Multimodal Latent Language Modeling with Next-Token Diffusion
Mike's Deep Learning Daily Paper: 26.04.25
Today is Saturday, and today’s review will be lighter and fairly short. The focus is on multimodal generative models capable of "understanding" and generating data from multiple modalities — meaning text, images, audio, and similar types. The paper essentially connects latent generative models for textual data with those for more continuous data (even though that data, too, is discretized). The authors achieve this by training generative diffusion models for different types of data in the latent space. In other words, the model is trained to generate latent representations both for textual data and for other types of data, like images and audio.
Unlike many other works, the authors do not only train the multimodal generative model itself but also train an embedding model responsible for producing latent representations for each modality. Typically, in diffusion models, the embedding model is based on a VAE (Variational Autoencoder). However, the authors propose a slight but important modification to the standard VAE: instead of having the encoder generate both a mean vector and a variance vector for the latent representation, it generates only the mean vector. The variances are then sampled from a fixed Gaussian distribution with a predefined variance (a hyperparameter). According to the authors, this change prevents the collapse (i.e., zeroing out) of the variance vector generated by the encoder, a problem that would otherwise harm the diversity of the generated images.

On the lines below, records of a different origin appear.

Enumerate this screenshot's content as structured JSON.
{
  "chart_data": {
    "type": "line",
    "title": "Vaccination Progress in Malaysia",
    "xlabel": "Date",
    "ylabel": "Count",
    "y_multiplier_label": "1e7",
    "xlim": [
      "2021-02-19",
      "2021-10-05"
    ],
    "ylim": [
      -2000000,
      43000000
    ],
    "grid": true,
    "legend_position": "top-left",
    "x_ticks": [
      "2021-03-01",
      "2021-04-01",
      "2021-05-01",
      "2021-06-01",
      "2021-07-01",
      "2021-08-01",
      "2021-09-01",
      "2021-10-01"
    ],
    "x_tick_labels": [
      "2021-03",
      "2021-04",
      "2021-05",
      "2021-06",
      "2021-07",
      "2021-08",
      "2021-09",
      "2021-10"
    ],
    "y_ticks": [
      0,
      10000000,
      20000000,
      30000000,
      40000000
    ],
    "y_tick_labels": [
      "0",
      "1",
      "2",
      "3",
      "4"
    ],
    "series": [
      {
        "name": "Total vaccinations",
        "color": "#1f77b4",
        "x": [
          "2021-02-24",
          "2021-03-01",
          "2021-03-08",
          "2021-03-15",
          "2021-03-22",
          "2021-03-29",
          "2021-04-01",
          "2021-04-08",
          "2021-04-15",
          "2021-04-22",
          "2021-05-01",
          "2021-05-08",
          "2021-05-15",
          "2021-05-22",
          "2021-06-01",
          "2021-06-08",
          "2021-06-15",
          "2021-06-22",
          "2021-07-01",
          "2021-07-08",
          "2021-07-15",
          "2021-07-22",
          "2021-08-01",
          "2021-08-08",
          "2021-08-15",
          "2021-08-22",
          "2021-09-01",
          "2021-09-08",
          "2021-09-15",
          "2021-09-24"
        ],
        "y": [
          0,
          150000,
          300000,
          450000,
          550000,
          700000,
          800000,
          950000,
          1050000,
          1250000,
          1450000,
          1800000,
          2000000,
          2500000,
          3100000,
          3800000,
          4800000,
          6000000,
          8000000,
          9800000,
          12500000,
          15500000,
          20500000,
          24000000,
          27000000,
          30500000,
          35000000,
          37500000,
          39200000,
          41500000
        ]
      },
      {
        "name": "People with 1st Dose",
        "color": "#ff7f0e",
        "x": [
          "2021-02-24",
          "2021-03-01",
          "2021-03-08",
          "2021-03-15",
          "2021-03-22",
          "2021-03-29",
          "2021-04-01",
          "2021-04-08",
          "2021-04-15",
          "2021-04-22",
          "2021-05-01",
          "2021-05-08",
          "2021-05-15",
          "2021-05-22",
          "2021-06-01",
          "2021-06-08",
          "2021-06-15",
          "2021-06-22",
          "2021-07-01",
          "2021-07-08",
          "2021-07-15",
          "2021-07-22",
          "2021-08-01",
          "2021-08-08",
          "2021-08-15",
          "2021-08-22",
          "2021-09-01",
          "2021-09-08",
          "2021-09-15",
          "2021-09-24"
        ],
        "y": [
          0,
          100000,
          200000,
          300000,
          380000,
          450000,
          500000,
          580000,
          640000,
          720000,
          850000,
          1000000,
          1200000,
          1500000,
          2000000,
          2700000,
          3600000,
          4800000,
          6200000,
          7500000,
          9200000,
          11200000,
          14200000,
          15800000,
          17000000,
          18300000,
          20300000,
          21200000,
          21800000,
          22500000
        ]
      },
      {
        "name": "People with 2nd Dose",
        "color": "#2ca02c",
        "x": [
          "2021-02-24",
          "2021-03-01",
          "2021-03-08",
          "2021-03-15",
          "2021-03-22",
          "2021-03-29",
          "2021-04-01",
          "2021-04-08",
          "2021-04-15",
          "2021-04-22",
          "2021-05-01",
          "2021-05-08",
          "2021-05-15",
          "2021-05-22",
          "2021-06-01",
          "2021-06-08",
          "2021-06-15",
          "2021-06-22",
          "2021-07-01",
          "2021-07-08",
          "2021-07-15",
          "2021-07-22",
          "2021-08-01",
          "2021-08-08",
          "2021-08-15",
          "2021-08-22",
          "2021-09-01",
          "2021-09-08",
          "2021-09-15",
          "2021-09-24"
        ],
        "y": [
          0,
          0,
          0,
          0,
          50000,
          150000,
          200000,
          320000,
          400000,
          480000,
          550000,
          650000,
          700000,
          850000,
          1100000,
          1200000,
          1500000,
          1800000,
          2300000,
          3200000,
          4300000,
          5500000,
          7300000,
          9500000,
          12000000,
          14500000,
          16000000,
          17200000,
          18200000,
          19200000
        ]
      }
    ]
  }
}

The training process extends beyond just text. The authors also train a VAE for non-textual data such as images and audio. These are divided into tokens — image patches for images and time segments for audio — and fed to the model as sequential data. It’s important to note that the model treats data from every modality as sequential data. For text and audio, this is very natural since they have a clear inherent order. For images, although there is no strict natural sequence, one can still impose different orders (for example, left-to-right and top-to-bottom, or even right-to-left and bottom-to-top). This flexibility in sequencing image patches is an interesting design decision.
The diffusion model for non-textual data is trained to denoise a noisy latent representation given its context (all models in the paper are, of course, autoregressive). After the denoising step, the clean latent vector is fed into the VAE decoder in order to reconstruct the original data, with the overall training objective being to reconstruct the data as accurately as possible. For textual data, the noise is applied directly to the token embeddings, and a diffusion model is trained to recover them. Moreover, for textual data, a separate linear layer is trained to map the latent vector back into the token space (essentially, producing a softmax distribution over the vocabulary). It’s worth noting that the diffusion models are trained jointly with the VAE components — both encoder and decoder — which creates a tightly coupled and efficient training procedure.
Finally, to clearly separate textual from non-textual data during generation, the authors introduce special tokens that act as separators between different modalities. This allows the model to better understand the modality it is working with at each point during generation.